Ameaças à MGF impedem médico de família para todos
A Medicina Geral e Familiar (MGF) enfrenta diversas ameaças, que podem impedir que se fixem profissionais no Serviço Nacional de Saúde (SNS). Ocorrem vários fenómenos que ferem a especialidade e, assim, os novos especialistas em MGF, após terminarem a sua formação especializada, não ficam no SNS, designadamente devido às más condições de trabalho, o que condiciona a atribuição de equipa de família aos portugueses.
Muitas alterações estruturais e de gestão organizativa estão a acontecer neste momento no SNS. Parte desta reorganização visa os Cuidados de Saúde Primários (CSP) e, como tal, não pode cair em esquecimento a celebração de uma data especial. O Dia Mundial do Médico de Família é celebrado anualmente a 19 de maio.
É crescente o empenho da Ordem dos Médicos em enaltecer o papel da MGF no nosso sistema de saúde. Estas demonstrações dão força aos colegas em manter um papel ativo na sociedade como elementos primordiais da medicina comunitária. Desde a prevenção da doença, seguimento e diagnóstico de diversas patologias prevalecentes na nossa sociedade desde o nascimento até à morte, bem como o papel do seguimento da doença crónica complexa, com uma abordagem única na gestão da multimorbilidade.
É a especialidade basal de um sistema de saúde que funcione por complementaridade. O trabalho em equipa é uma ferramenta essencial no desempenho desta nobre atividade, de forma a gerir recursos, bem como a articulação a vários níveis da prestação de cuidados de saúde, fomentando a produtividade das unidades de saúde e promovendo a verdadeira integração de cuidados. É esse o nosso papel: ter uma abordagem única e efetiva para os nossos utentes com a premissa humana na relação médico-doente.

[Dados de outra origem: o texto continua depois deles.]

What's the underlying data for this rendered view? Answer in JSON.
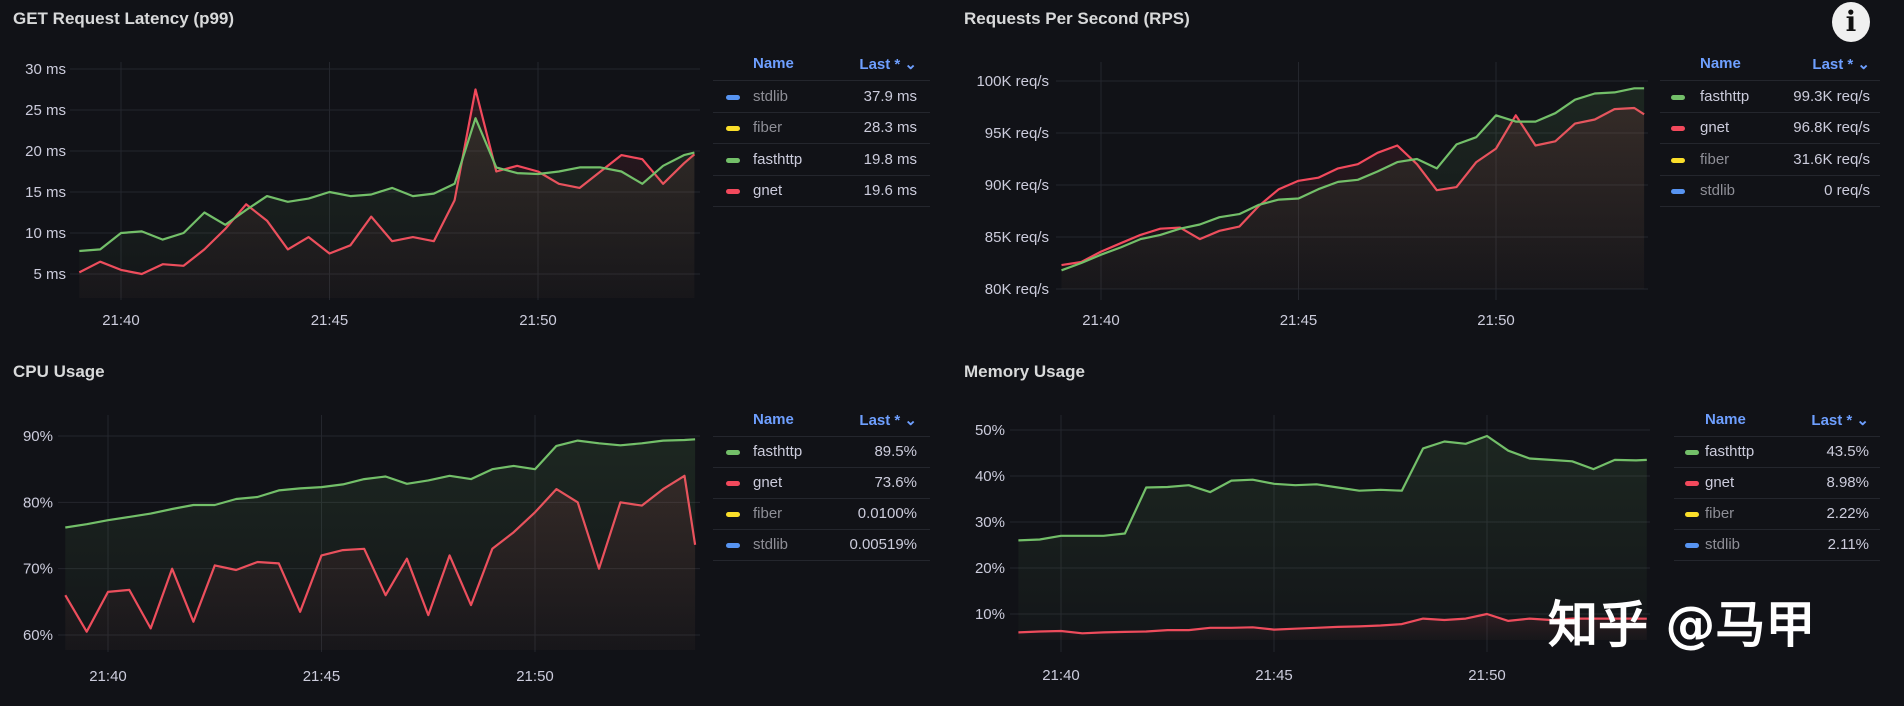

De uma vez por todas, a MGF deve assumir o seu papel único neste sistema. Esta especialidade está em crescimento num mundo cheio de ameaças.
Porque não recebemos o reconhecimento proporcional à nossa importância? Apesar de existir uma abordagem generalista na nossa prática clínica, temos uma especificidade que ninguém consegue suplantar.
A nossa especialidade tem o programa de formação muito organizado no contexto de todas as especialidades médicas, com um currículo diversificado, que permite formar médicos de família competentes. Isto já não é suficiente, pois igualmente ficam vagas por escolher porque os novos médicos percebem que não dispõem de condições mínimas para optar pela MGF.
A criação de indicadores de desempenho na avaliação dos cuidados prestados não funcionou - são indicadores de processo e não refletem praticamente resultados em saúde. Estes indicadores desmotivam as equipas que pretendem prestar os melhores cuidados de saúde possíveis à luz da melhor evidência científica atual. A imposição de listas de utentes cada vez maiores de forma a estes profissionais obterem alguns suplementos remuneratórios também não foi bem gerida e compromete o acesso dos portugueses ao seu médico de família, sendo este, mais uma vez, um fator de desmotivação nas equipas. A carga de trabalho dos médicos de família tem de ser revista para se conseguir mais tempo com os doentes e prestar os cuidados longitudinais que os caracterizam e melhorar o acesso dos utentes ao seu médico de proximidade.
As Unidades de Saúde Familiar (USF) modelo B são exemplos de boas práticas em saúde, mas só isso não chega. A tutela, em conjunto com a Ordem dos Médicos, os sindicatos e a Associação Portuguesa de Medicina Geral e Familiar, deve encontrar consensos para uma “nova” reforma efetiva dos CSP. É importante que nas novas Unidades Locais de Saúde (ULS) o papel dos CSP não seja diminuído, precisamos de conselhos de administração sensibilizados para estes fatores da importância no investimento efetivo dos CSP, bem como dar voz ao papel do diretor clínico dos CSP na defesa dos profissionais e dos utentes. Não nos podemos tornar num modelo absorvido pelos cuidados hospitalares, que apresentam grandes debilidades. Há o receio da perda de independência nesta gestão própria e única que não se compara aos hospitais. Nós somos a resposta e, para isso, criem-se as condições para nos valorizar e fixar. Criar competitividade e um modelo atrativo para fixar médicos de família no SNS é emergente.
A missão da MGF é particular, vem de um sentimento de fazer a diferença na vida das pessoas, vem da responsabilidade ética e deontológica de cada um, com o foco na pessoa, na proximidade e na abordagem holística que nos caracteriza. Os que cá continuam mantêm-se a lutar pelas melhores condições para todos, profissionais e doentes a todos os níveis.
Fazemos a diferença, por isso valorizem-se os médicos de família em Portugal.
Que nesta data sejamos lembrados como uma parte fundamental da saúde e do bem-estar de todos.
Feliz Dia Mundial do Médico de Família!